Miniature art: celebrating day to day life

A couple of years ago, a wonderful friend of mine called me boring. I still consider him a wonderful friend because he made me realize that yes, I was boring – or, more precisely, I was very mainstream. I liked music that was played on the radio, read books that were features on the Oprah Club, went to places that were advertised on billboards and newspapers – in other words, I kind of did what I was told by mainstream media.

Thankfully we have this lovely thing called the Internet now and I set to work, trying to find things that were a little less mainstream, opening up to different types of art forms and expressions of art. It’s all the harder that I am more of a scientist than an artist, but the challenge has been quite fulfilling and has made me an even better scientist. Go figure.

There is one thing that I have noticed though. The simpler the artform and the truer it is to reflecting the human spirit, the more it has an impact on people. Which is why I am of the opinion that the work of Slinkachu will, if properly marketed, blow the minds of millions of people away.

I can’t claim to have found Slinkachu; he found me. Or rather, the BBC gave him to me. Ironically enough, I was taking time off from writing and spending a well-deserved evening in front of the TV screen. I wasn’t planning on doing any thinking, which begs the question: why was I watching the BBC?
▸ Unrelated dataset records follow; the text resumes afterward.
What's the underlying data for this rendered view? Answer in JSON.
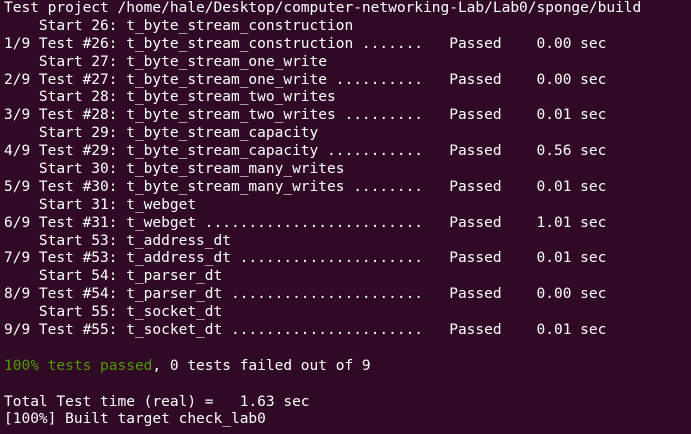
{
  "terminal": {
    "header": "Test project /home/hale/Desktop/computer-networking-Lab/Lab0/sponge/build",
    "entries": [
      {
        "start": "    Start 26: t_byte_stream_construction",
        "result": "1/9 Test #26: t_byte_stream_construction .......   Passed    0.00 sec"
      },
      {
        "start": "    Start 27: t_byte_stream_one_write",
        "result": "2/9 Test #27: t_byte_stream_one_write ..........   Passed    0.00 sec"
      },
      {
        "start": "    Start 28: t_byte_stream_two_writes",
        "result": "3/9 Test #28: t_byte_stream_two_writes .........   Passed    0.01 sec"
      },
      {
        "start": "    Start 29: t_byte_stream_capacity",
        "result": "4/9 Test #29: t_byte_stream_capacity ...........   Passed    0.56 sec"
      },
      {
        "start": "    Start 30: t_byte_stream_many_writes",
        "result": "5/9 Test #30: t_byte_stream_many_writes ........   Passed    0.01 sec"
      },
      {
        "start": "    Start 31: t_webget",
        "result": "6/9 Test #31: t_webget .........................   Passed    1.01 sec"
      },
      {
        "start": "    Start 53: t_address_dt",
        "result": "7/9 Test #53: t_address_dt .....................   Passed    0.01 sec"
      },
      {
        "start": "    Start 54: t_parser_dt",
        "result": "8/9 Test #54: t_parser_dt ......................   Passed    0.00 sec"
      },
      {
        "start": "    Start 55: t_socket_dt",
        "result": "9/9 Test #55: t_socket_dt ......................   Passed    0.01 sec"
      }
    ],
    "summary_green": "100% tests passed",
    "summary_rest": ", 0 tests failed out of 9",
    "total_time": "Total Test time (real) =   1.63 sec",
    "built_target": "[100%] Built target check_lab0"
  },
  "colors": {
    "background": "#300a24",
    "text": "#ffffff",
    "success": "#4e9a06"
  }
}
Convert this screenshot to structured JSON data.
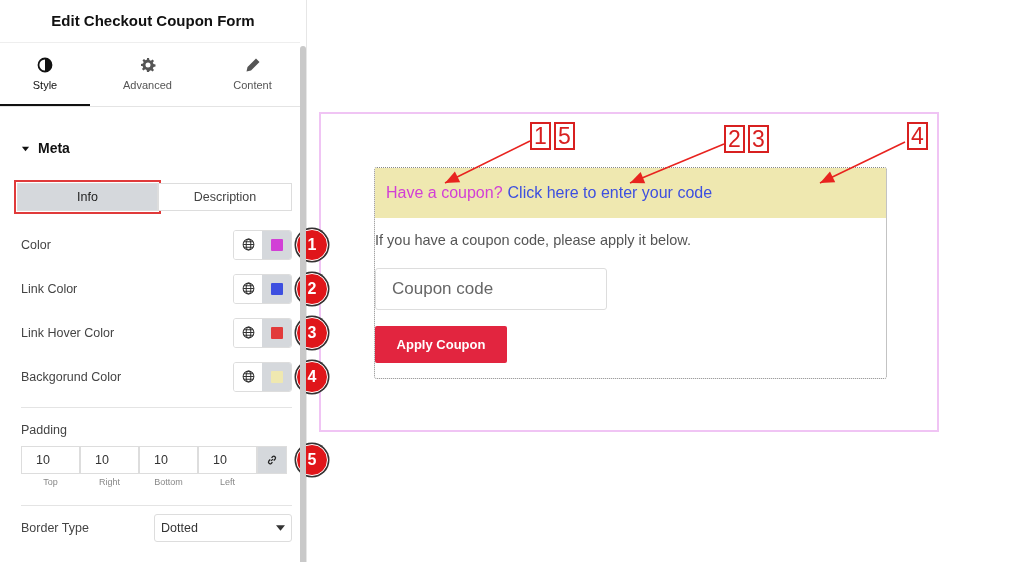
{
  "panel": {
    "title": "Edit Checkout Coupon Form",
    "tabs": [
      {
        "label": "Style",
        "selected": true
      },
      {
        "label": "Advanced",
        "selected": false
      },
      {
        "label": "Content",
        "selected": false
      }
    ],
    "section": {
      "title": "Meta",
      "expanded": true
    },
    "subtabs": [
      {
        "label": "Info",
        "selected": true,
        "highlighted": true
      },
      {
        "label": "Description",
        "selected": false,
        "highlighted": false
      }
    ],
    "color_rows": [
      {
        "label": "Color",
        "color": "#d23fd6",
        "badge": "1"
      },
      {
        "label": "Link Color",
        "color": "#3d4fe0",
        "badge": "2"
      },
      {
        "label": "Link Hover Color",
        "color": "#e23a3a",
        "badge": "3"
      },
      {
        "label": "Backgorund Color",
        "color": "#efe8b0",
        "badge": "4"
      }
    ],
    "padding": {
      "label": "Padding",
      "fields": [
        {
          "value": "10",
          "caption": "Top"
        },
        {
          "value": "10",
          "caption": "Right"
        },
        {
          "value": "10",
          "caption": "Bottom"
        },
        {
          "value": "10",
          "caption": "Left"
        }
      ],
      "linked": true,
      "badge": "5"
    },
    "border_type": {
      "label": "Border Type",
      "value": "Dotted"
    }
  },
  "preview": {
    "notice_text": "Have a coupon?",
    "notice_link": "Click here to enter your code",
    "description": "If you have a coupon code, please apply it below.",
    "coupon_field": {
      "placeholder": "Coupon code"
    },
    "apply_button": "Apply Coupon"
  },
  "callouts": [
    {
      "labels": [
        "1",
        "5"
      ]
    },
    {
      "labels": [
        "2",
        "3"
      ]
    },
    {
      "labels": [
        "4"
      ]
    }
  ]
}
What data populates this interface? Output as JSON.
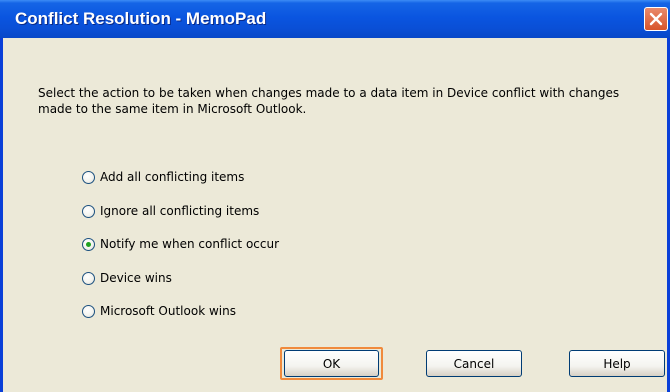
{
  "window": {
    "title": "Conflict Resolution - MemoPad",
    "close_icon": "close-icon"
  },
  "dialog": {
    "message": "Select the action to be taken when changes made to a data item in Device conflict with changes made to the same item in Microsoft Outlook.",
    "selected_option": "Notify me when conflict occur",
    "options": [
      {
        "label": "Add all conflicting items",
        "selected": false
      },
      {
        "label": "Ignore all conflicting items",
        "selected": false
      },
      {
        "label": "Notify me when conflict occur",
        "selected": true
      },
      {
        "label": "Device wins",
        "selected": false
      },
      {
        "label": "Microsoft Outlook wins",
        "selected": false
      }
    ]
  },
  "buttons": {
    "ok": "OK",
    "cancel": "Cancel",
    "help": "Help"
  },
  "colors": {
    "title_bar": "#0a55e0",
    "dialog_bg": "#ece9d8",
    "close_button": "#d8542a",
    "focus_highlight": "#f08a3c",
    "radio_dot": "#21a121"
  }
}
But thankfully I was, because I discovered something that has been fascinating me since then. I have taken the liberty of importing some pictures from Slinkachu’s personal blog (which can be found at http://little-people.blogspot.com). They are in no particular order and aren’t necessarily my favorite ones, but they are definitely fascinating, beautifully done and, for some, very thought provoking.

One particularity of Slinkachu’s art is that he makes his installations, takes pictures of them, and then… leaves them behind. So no one know what really happens to them. I’m taking a wild guess that because of their small size, not many of them survive very long (which is sad). Hopefully his work will become a household name soon enough that more individuals will spot his work and… take them home? Hmmm. Wouldn’t that defeat the very purpose of street art?

Maybe then art isn’t always supposed to last forever. Maybe we are not even meant to keep a firm grasp on artistic marvels. Maybe we need to take example on the greatest Artist that ever was and ever will be – God. He makes beautiful things and creates beautiful events all the time, but none of them ever last. While it might sound terribly cliché (or, dare I say, mainstream), but the fact remains that a flower only remains beautifully in bloom for so long. A sunrise always ends and so does a sunset. Perfect moments – when the cars on the road are perfectly coordinated, when people in a crowd are walking in synchrony, when the colors and textures of the side road we always drive on inexplicably, for one awe-striking moment, are perfect – all these are a demonstration of God’s Art. And they never last.

So maybe Slinkachu is one of the only true artists out there, one who knows that real art isn’t about lasting forever, but rather about making a lasting impression.